In sum, there was significant cross-listing of international company shares on the American exchanges in the 1990’s to take advantage of the security that the attendant regulatory regime provides. Those international companies that cross-listed their shares experienced measurable benefits from doing so. Commentators have offered several explanations for this phenomenon, including the prominent Coffee bonding theory that there are legitimacy gains to renting American securities laws through cross-listing. This theory about regulation has direct implications in the bitcoin context.
In its short lifespan of a decade, bitcoin has amassed many issues that have plagued it. Bitcoin is not regulated like stocks and futures, and this lighter regulation allows price manipulation. Bad actors can manipulate the price of cryptocurrencies and then cash out before the rest of the investors catch on. There are also concerns about initial cash offerings of bitcoin, with the main reason for going public being for insiders to cash out. Additional concerns arise regarding a bitcoin bubble. This all contributes to its volatility.
The regulation of bitcoin is important due to these important reasons that are unique to bitcoin. Thus, in the same way as international stocks, regulation legitimizes bitcoin to a certain extent, particularly important given its dark start as an anonymous cryptocurrency for criminals. Historically, the legitimizing effect of regulation has brought some value. On the other hand, criticism has generally targeted the enforcement of any regulation. For example, there is the possibility of bias in enforcement of the laws. Furthermore, there are separate critiques regarding over-regulation of the business environment. These concerns regarding regulation no doubt hold true in the bitcoin context, but must be considered alongside the benefits of regulation, including those articulated by the Coffee bonding theory.

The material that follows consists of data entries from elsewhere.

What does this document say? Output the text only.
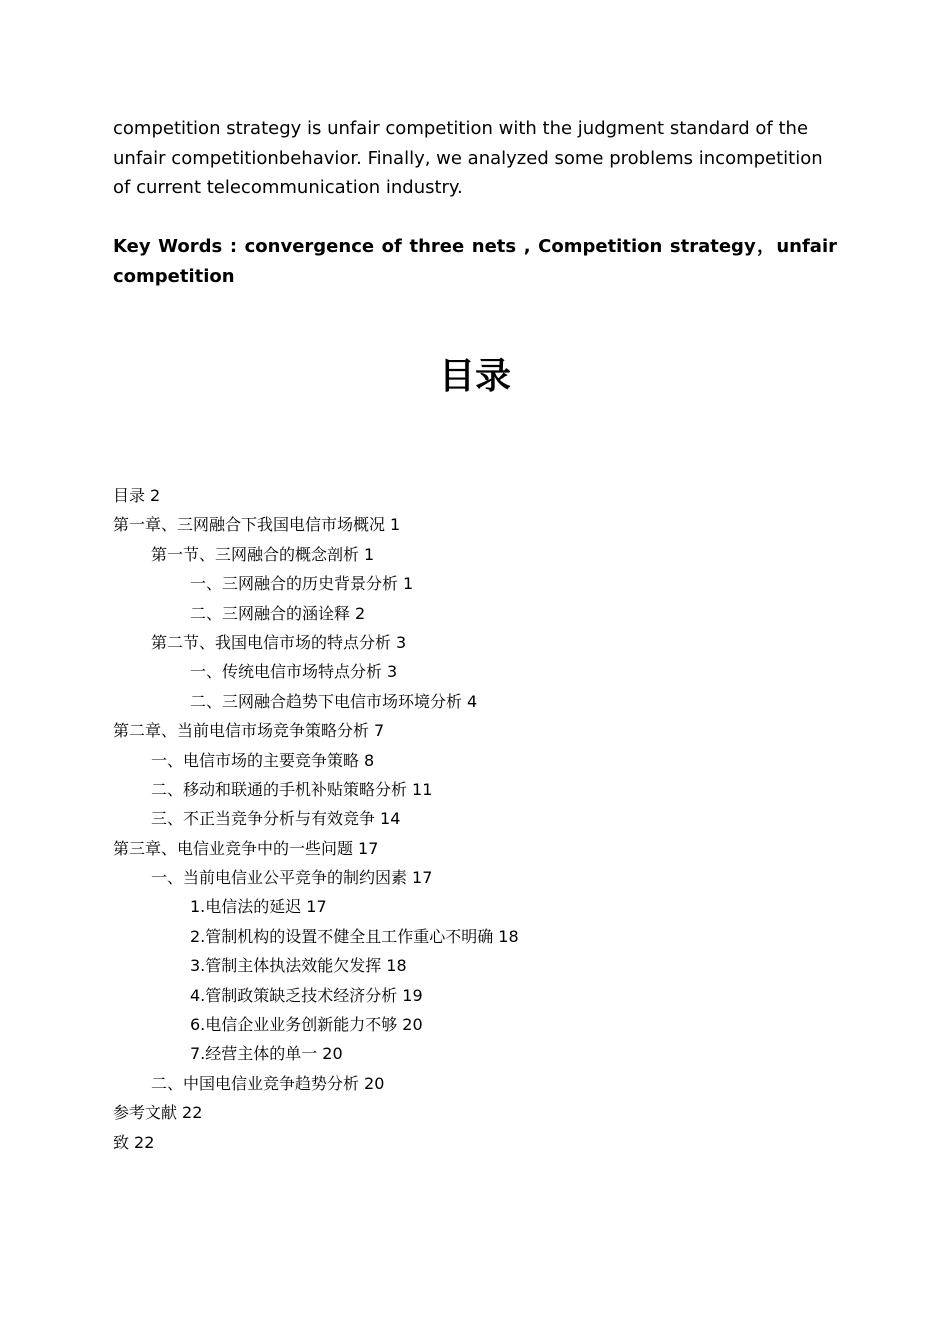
competition strategy is unfair competition with the judgment standard of the unfair competitionbehavior. Finally, we analyzed some problems incompetition of current telecommunication industry.

Key Words : convergence of three nets , Competition strategy，unfair competition

目录
目录 2
第一章、三网融合下我国电信市场概况 1
第一节、三网融合的概念剖析 1
一、三网融合的历史背景分析 1
二、三网融合的涵诠释 2
第二节、我国电信市场的特点分析 3
一、传统电信市场特点分析 3
二、三网融合趋势下电信市场环境分析 4
第二章、当前电信市场竞争策略分析 7
一、电信市场的主要竞争策略 8
二、移动和联通的手机补贴策略分析 11
三、不正当竞争分析与有效竞争 14
第三章、电信业竞争中的一些问题 17
一、当前电信业公平竞争的制约因素 17
1.电信法的延迟 17
2.管制机构的设置不健全且工作重心不明确 18
3.管制主体执法效能欠发挥 18
4.管制政策缺乏技术经济分析 19
6.电信企业业务创新能力不够 20
7.经营主体的单一 20
二、中国电信业竞争趋势分析 20
参考文献 22
致 22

While bitcoin is a new product, its issues are old. One product that experienced similar issues are international stocks. International companies, like bitcoin, had difficulty attracting trust. Therefore, they borrowed foreign securities law. Bitcoin has similarly suffered legitimacy concerns, and may thus also need to benefit from the legitimacy gained from American regulation. As cross-listing by foreign issuers onto U.S. exchanges accelerated during the 1990s, bitcoin users may find themselves increasingly open to regulation.